飯何がいい?あーそんな難しいのは無しな?」
「何笑ってんの」
「教えねぇ〜何食べたいか早く決めろよ」
その瞬間昨日のことが頭をよぎった
これ以上頼鬼に迷惑はかけれないと思った
「頼鬼ごめん帰るね。」
「えっいきなりなんだよ飯くらい食っていけよ」
「よ、用事思い出したから、ごめん」
「待てよ。じゃあその用事ってのを聞かせてくれたら返してあげる。」
え…用事なんてないなんて言ったら怒るよね……どうしよう
「ほら。やっぱ用事なんてねーんだろ。」
「何でそんなしょうもない嘘つけるんだよ平気で あの日だって…
「え?最後何て言った?」
「何でもねぇよ。
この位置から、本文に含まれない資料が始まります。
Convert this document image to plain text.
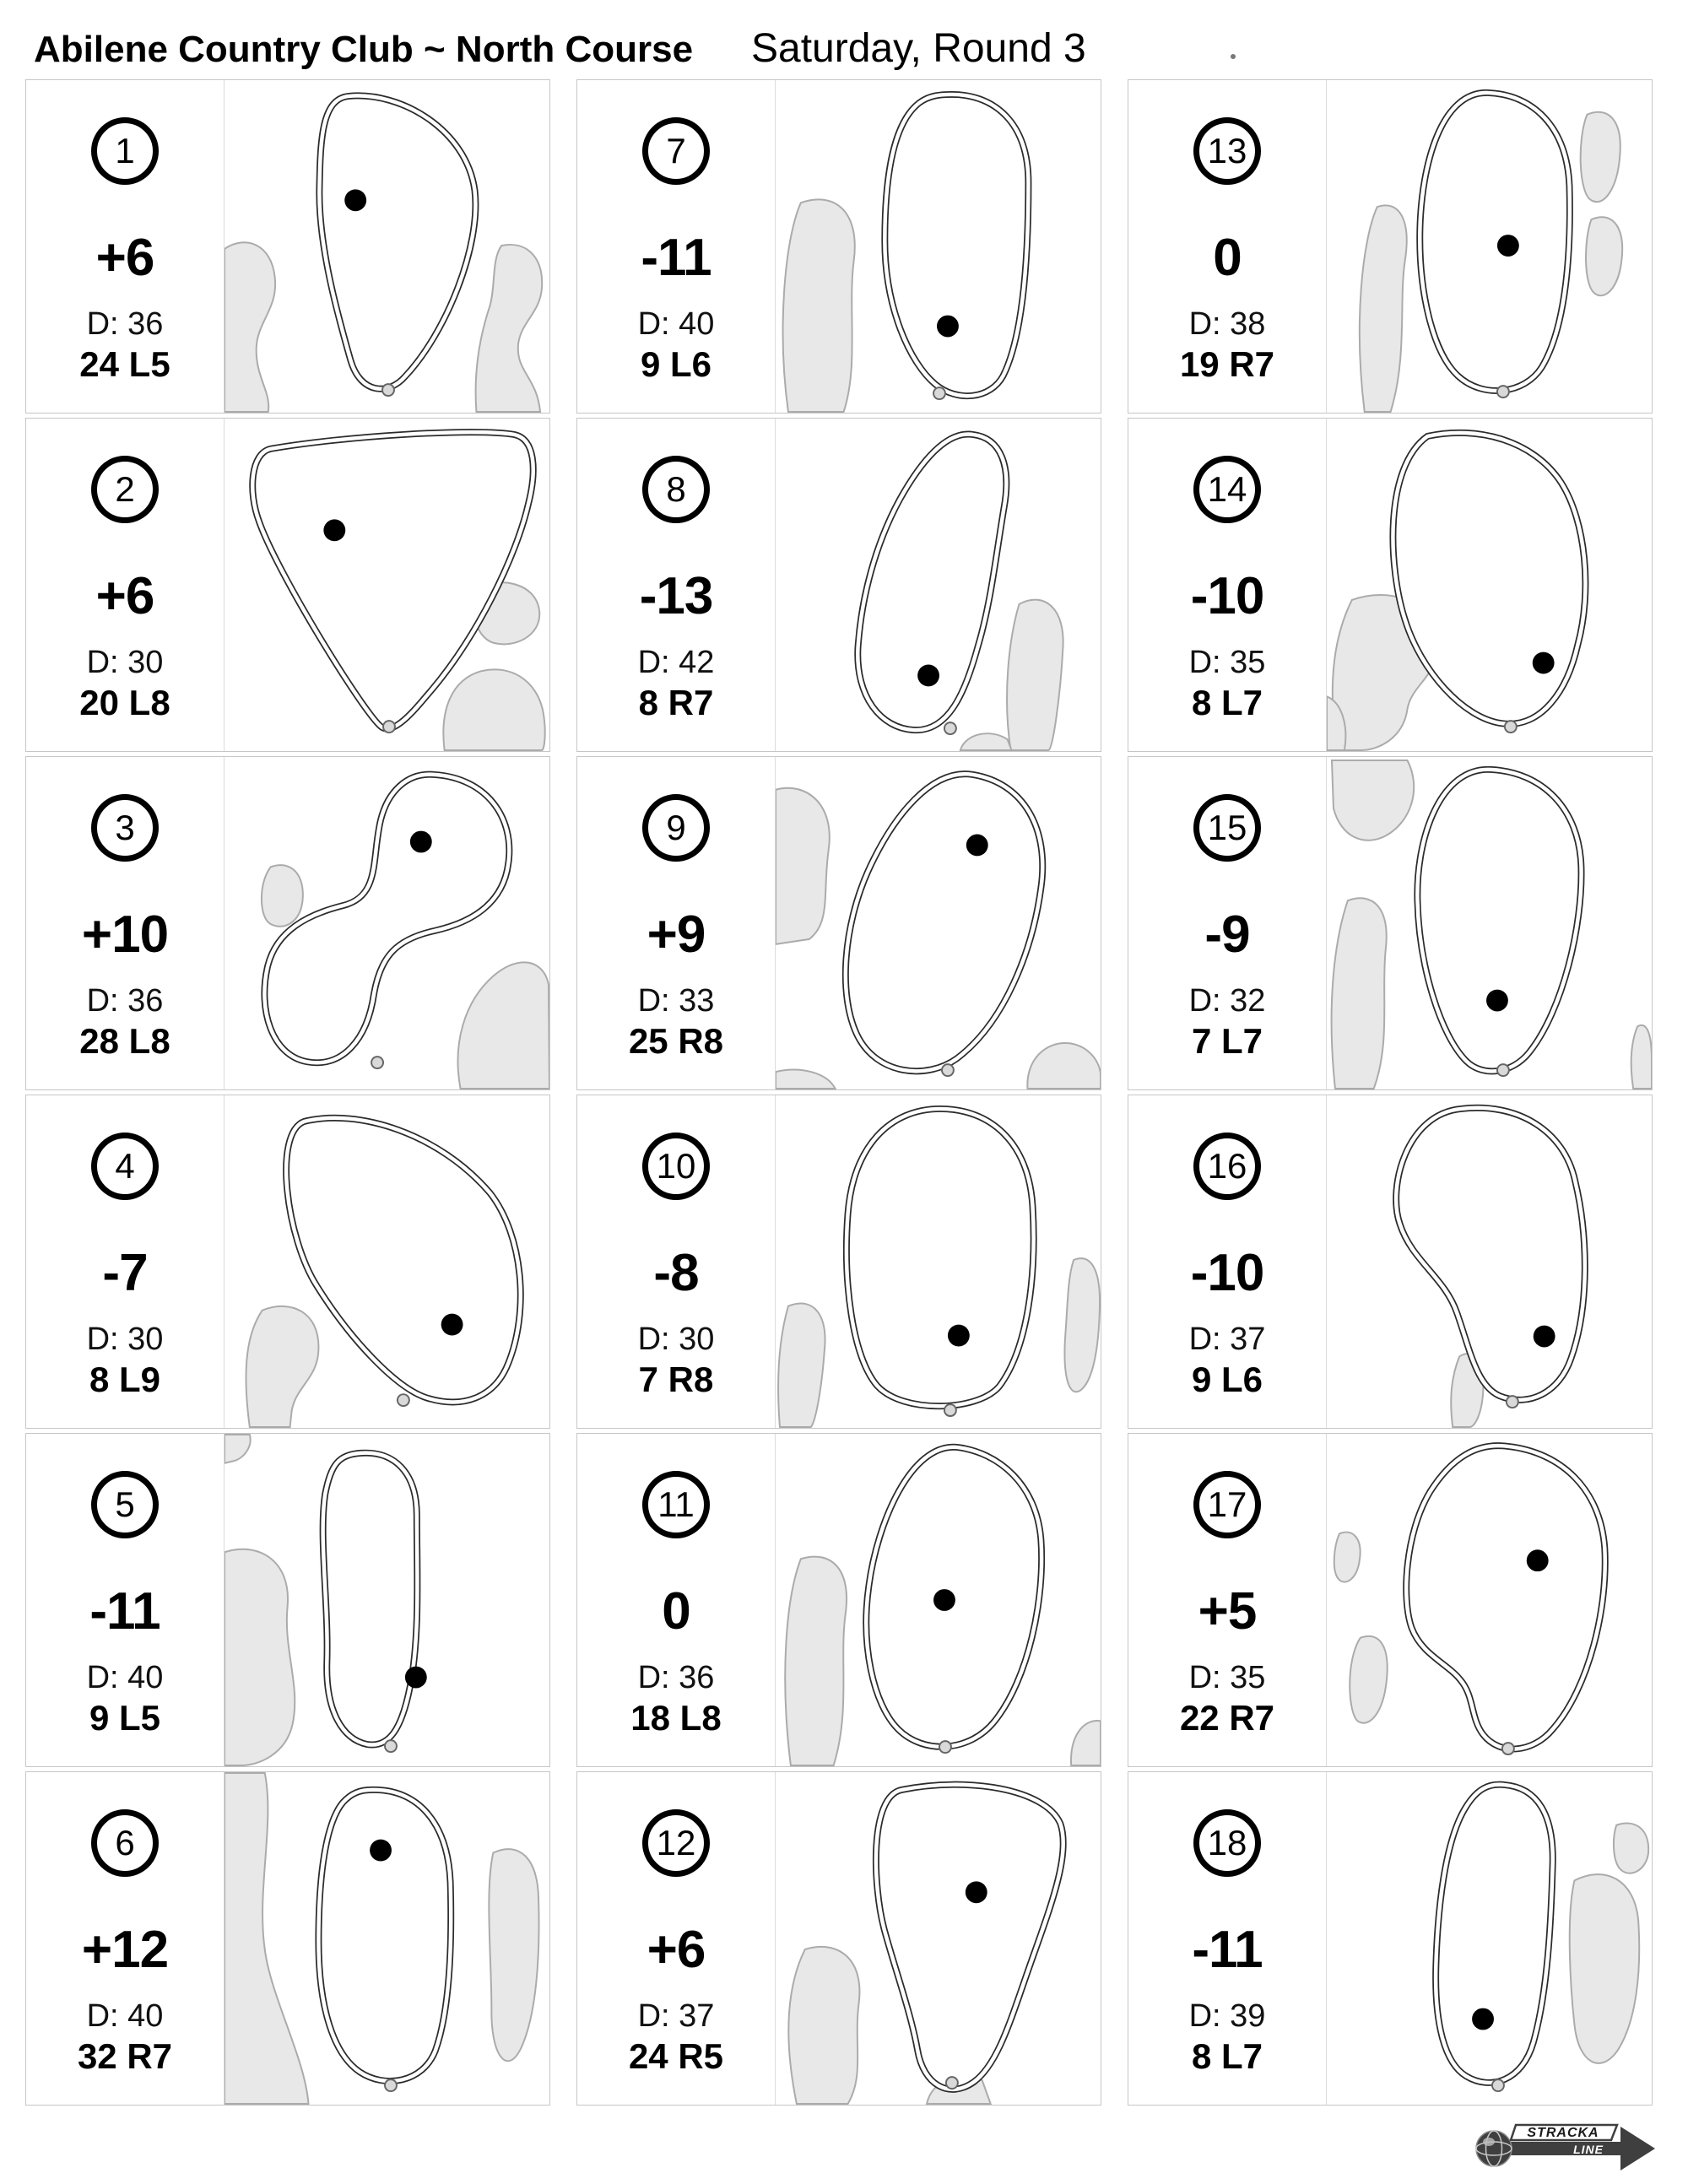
Abilene Country Club ~ North Course Saturday, Round 3
1
+6
D: 36
24 L5
7
-11
D: 40
9 L6
13
0
D: 38
19 R7
2
+6
D: 30
20 L8
8
-13
D: 42
8 R7
14
-10
D: 35
8 L7
3
+10
D: 36
28 L8
9
+9
D: 33
25 R8
15
-9
D: 32
7 L7
4
-7
D: 30
8 L9
10
-8
D: 30
7 R8
16
-10
D: 37
9 L6
5
-11
D: 40
9 L5
11
0
D: 36
18 L8
17
+5
D: 35
22 R7
6
+12
D: 40
32 R7
12
+6
D: 37
24 R5
18
-11
D: 39
8 L7
STRACKA
LINE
とりあえず用事がねぇならウチにいろよ。
行くところあんのか?」
「はぁ?」
「あんたに私の気持ちがわかるわけないじゃん!何も知らないくせに…」
泣くな、泣くな、泣くな
「知ってるよ」
「え?」
もう何にも分からなかった。
「帰る」
「昨日はありがとう、助かった。この恩はいつか返すから。」
そして私は頼鬼の家を飛び出した。
しかしこれから頼鬼とまた関わって行くとは思いもよらなかった。